I love films about small groups of fanatics, “fans,” of stuff that the huge majority of humanity is indifferent to or even unaware of. This year we got a great one, The Big Year, about the cutthroat world of bird-watching. Not long ago there was Little Miss Sunshine, about the twisted, perverted world of dressing pre-teen girls up like whores and parading them around for the delight of pedophiles. The grand master of this genre is Christopher Guest, who has taken on doggie fanatics in Best in Show, folk music in A Mighty Wind, and small-town drama productions in Waiting for Guffman. This one might have been a contender … and it is, but only partly. It tackles the very silly Mid-Western Red State mania for butter sculpture.

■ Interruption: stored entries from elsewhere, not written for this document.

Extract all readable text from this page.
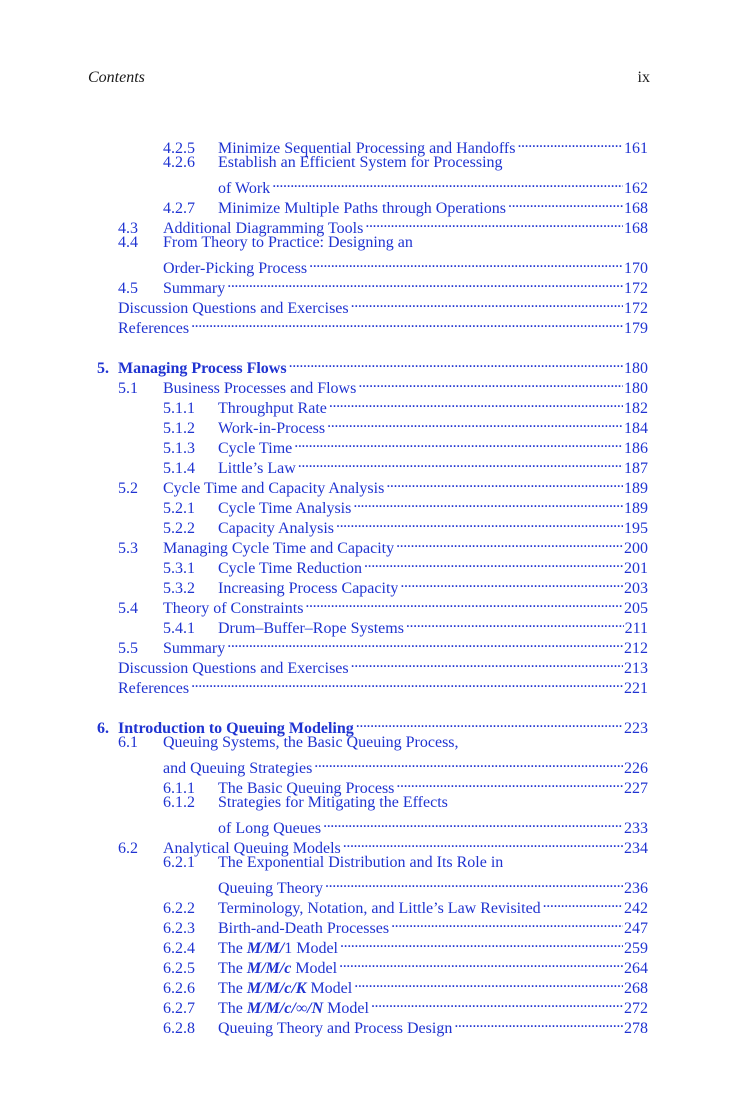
Contents	ix
4.2.5	Minimize Sequential Processing and Handoffs . . .	161
4.2.6	Establish an Efficient System for Processing
of Work . . .	162
4.2.7	Minimize Multiple Paths through Operations . . .	168
4.3	Additional Diagramming Tools . . .	168
4.4	From Theory to Practice: Designing an
Order-Picking Process . . .	170
4.5	Summary . . .	172
Discussion Questions and Exercises . . .	172
References . . .	179
5. Managing Process Flows . . .	180
5.1	Business Processes and Flows . . .	180
5.1.1	Throughput Rate . . .	182
5.1.2	Work-in-Process . . .	184
5.1.3	Cycle Time . . .	186
5.1.4	Little’s Law . . .	187
5.2	Cycle Time and Capacity Analysis . . .	189
5.2.1	Cycle Time Analysis . . .	189
5.2.2	Capacity Analysis . . .	195
5.3	Managing Cycle Time and Capacity . . .	200
5.3.1	Cycle Time Reduction . . .	201
5.3.2	Increasing Process Capacity . . .	203
5.4	Theory of Constraints . . .	205
5.4.1	Drum–Buffer–Rope Systems . . .	211
5.5	Summary . . .	212
Discussion Questions and Exercises . . .	213
References . . .	221
6. Introduction to Queuing Modeling . . .	223
6.1	Queuing Systems, the Basic Queuing Process,
and Queuing Strategies . . .	226
6.1.1	The Basic Queuing Process . . .	227
6.1.2	Strategies for Mitigating the Effects
of Long Queues . . .	233
6.2	Analytical Queuing Models . . .	234
6.2.1	The Exponential Distribution and Its Role in
Queuing Theory . . .	236
6.2.2	Terminology, Notation, and Little’s Law Revisited . . .	242
6.2.3	Birth-and-Death Processes . . .	247
6.2.4	The M/M/1 Model . . .	259
6.2.5	The M/M/c Model . . .	264
6.2.6	The M/M/c/K Model . . .	268
6.2.7	The M/M/c/∞/N Model . . .	272
6.2.8	Queuing Theory and Process Design . . .	278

When it works, it works very well. Jennifer Garner is the uptight, bitchy, scheming wife of the 15-year butter king of Iowa. His masterpiece is a life-sized Last Supper, with Neil Diamond as Jesus. But he’s been asked to step aside for new blood. This is okay with him, but Jennifer is really steamed. She is a dreadful, horrible woman, with no redeeming qualities at all. She decides to enter the contest this year.
Meanwhile, Destiny is a 10-year-old black orphan who has been bounced around to most of the white foster homes in the Hawkeye State. She finally finds a caring family—the mother is Alicia Silverstone, who I hadn’t seen in a while—and discovers that she’s good at butter. She enters, too.
There are complications involving a hard-as-nails dancer/prostitute, played by Olivia Wilde, the best, most hilarious performance in the movie. And there are more funny things, including Jennifer’s tour-de-force creation at the contest: The JFK death car, complete with Jackie crawling back over the trunk and Jack lying on the seat with the top of his head blown away. But scene after scene just seems to go on a bit too long. Some of them flop, lying there like a dead fish. And I just hated the ending. A movie like this has no business getting all warm and fuzzy at the end. I do not believe that a bitch like the Garner character could reform herself like we see, nor have a pathetic moment meant to jerk our tears. It’s a damn shame, too, because the culture of butter art is so funny!
An oddity: Hugh Jackman gets top billing, but he had a very minor part. I thought he was a bigger star than to take a role like that. He’s about to open in the lead of Les Misérables, fer chrisake.